North American total sales increased 1.5 percent to $285.2 million. Other international sales, which consist of Europe and Australia, decreased 3.2 percent to $46.3 million. Excluding the impact of foreign currency translation, North American sales increased 1.4 percent, and other international sales fell 11.3 percent. Both European and Canadian operations faced temporary COVID-19-related store closures in the quarter and were only open for 53 percent and 73 percent of available operating days, respectively.

Gross margins improved ten basis points to 39.1 percent. An 80 basis point improvement in inventory shrinkage, 40 basis points of leverage in occupancy costs and 20 basis points improvement in product margin offset an 80 basis point increase in web shipping costs due to increased online sales, a 30 basis point increase in distribution and fulfillment costs and 30 basis point negative impact related to a Stash loyalty program deferred revenue adjustment made in the prior year.

SG&A expense was reduced to 22.9 percent of sales from 24.1 percent a year ago due to leverage on store wages, decreased costs related to national training and recognition events, governmental payroll credits, and decreases in professional fees.

Operating income improved 10.0 percent to $53.8 million, or 16.2 percent of sales, from $48.9 million, or 14.9 percent, a year ago.

Total sales for 2020 decreased 4.2 percent to $990.7 million. Comparable sales increased 13.6 percent. Net income increased 14.0 percent to $76.2 million, or $3.00 per share. Online sales accounted for 26.4 percent of sales in 2020 compared to 16.6 percent in 2019.
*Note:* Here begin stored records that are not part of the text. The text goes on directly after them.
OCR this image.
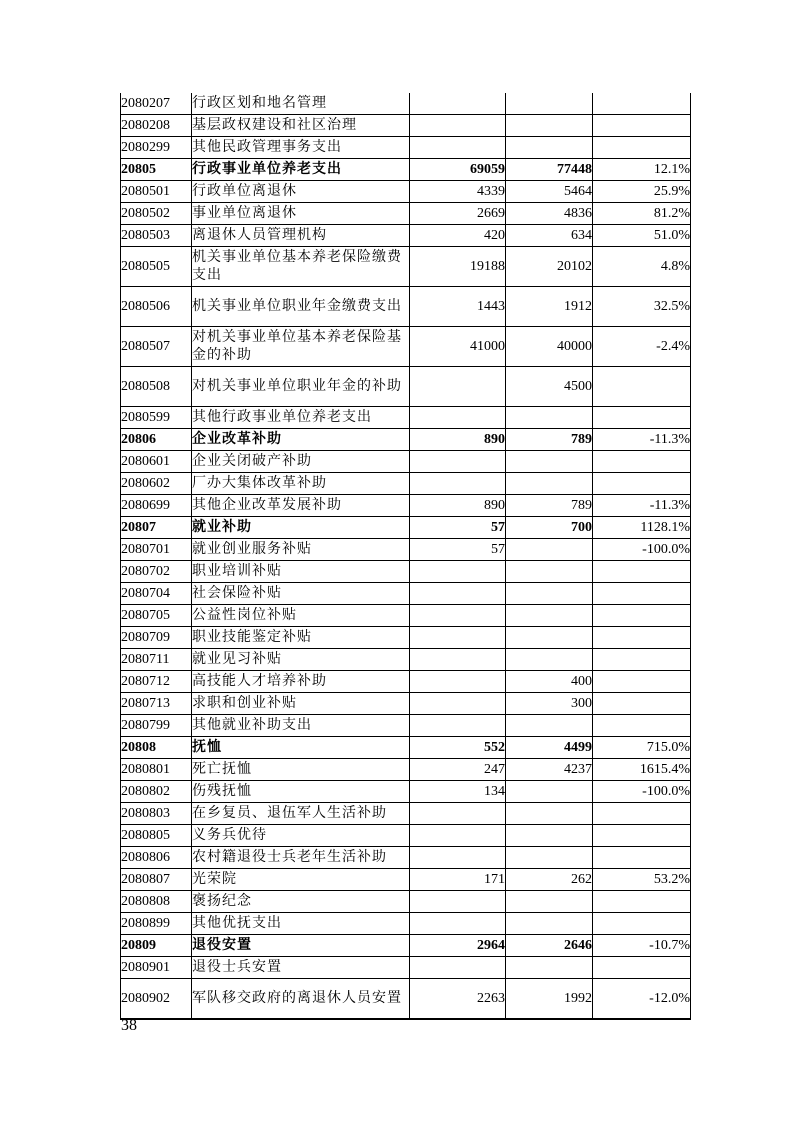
2080207	行政区划和地名管理			
2080208	基层政权建设和社区治理			
2080299	其他民政管理事务支出			
20805	行政事业单位养老支出	69059	77448	12.1%
2080501	行政单位离退休	4339	5464	25.9%
2080502	事业单位离退休	2669	4836	81.2%
2080503	离退休人员管理机构	420	634	51.0%
2080505	机关事业单位基本养老保险缴费支出	19188	20102	4.8%
2080506	机关事业单位职业年金缴费支出	1443	1912	32.5%
2080507	对机关事业单位基本养老保险基金的补助	41000	40000	-2.4%
2080508	对机关事业单位职业年金的补助		4500	
2080599	其他行政事业单位养老支出			
20806	企业改革补助	890	789	-11.3%
2080601	企业关闭破产补助			
2080602	厂办大集体改革补助			
2080699	其他企业改革发展补助	890	789	-11.3%
20807	就业补助	57	700	1128.1%
2080701	就业创业服务补贴	57		-100.0%
2080702	职业培训补贴			
2080704	社会保险补贴			
2080705	公益性岗位补贴			
2080709	职业技能鉴定补贴			
2080711	就业见习补贴			
2080712	高技能人才培养补助		400	
2080713	求职和创业补贴		300	
2080799	其他就业补助支出			
20808	抚恤	552	4499	715.0%
2080801	死亡抚恤	247	4237	1615.4%
2080802	伤残抚恤	134		-100.0%
2080803	在乡复员、退伍军人生活补助			
2080805	义务兵优待			
2080806	农村籍退役士兵老年生活补助			
2080807	光荣院	171	262	53.2%
2080808	褒扬纪念			
2080899	其他优抚支出			
20809	退役安置	2964	2646	-10.7%
2080901	退役士兵安置			
2080902	军队移交政府的离退休人员安置	2263	1992	-12.0%
38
Inventory was down 0.5 percent at the year’s end and 3 percent on a currency-neutral basis. Said Work, “Overall, the inventory on hand is healthy and selling at a favorable margin entering 2021.”

Total first quarter-to-date sales for the 35 days ended March 6 were down approximately 3.8 percent. Comps for that period decreased 0.4 percent. By channel, open store comparable sales decreased 6.9 percent, and e-commerce increased 29.5 percent.

Work said the quarter has “gotten off to a slow start,” although it’s due to the delay of tax returns, significant closures due to snowstorms across the south, and COVID-19-related store closures persisting early in the quarter that should not impact the latter part of the quarter. The 2021 domestic stimulus package is also expected to support spending.

Overall, Zumiez expects first-quarter results to be “meaningfully ahead” of results for the same quarter in 2020 when stores were only open for approximately 50 percent of the days available. Second-quarter sales are expected to be down as the chain anniversaries a surge in demand in the year-ago period as many stores reopened. Stores were open for 73 percent of potential operating days during the 2020 second quarter. For the back half of the year, sales are expected to expand on top of gains achieved in 2020.

EPS is expected to increase for the full year with “significant variability” quarter to quarter compared to 2020 and more normalized compared to 2019.

Zumiez plans to open 22 new stores in 2021, including approximately five North American stores, 12 in Europe, and five in Australia. As of March 6, Zumiez operated 722 stores, including 602 in the U.S., 52 in Canada, 54 in Europe, and 14 in Australia. Banners include Zumiez, Blue Tomato and Fast Times.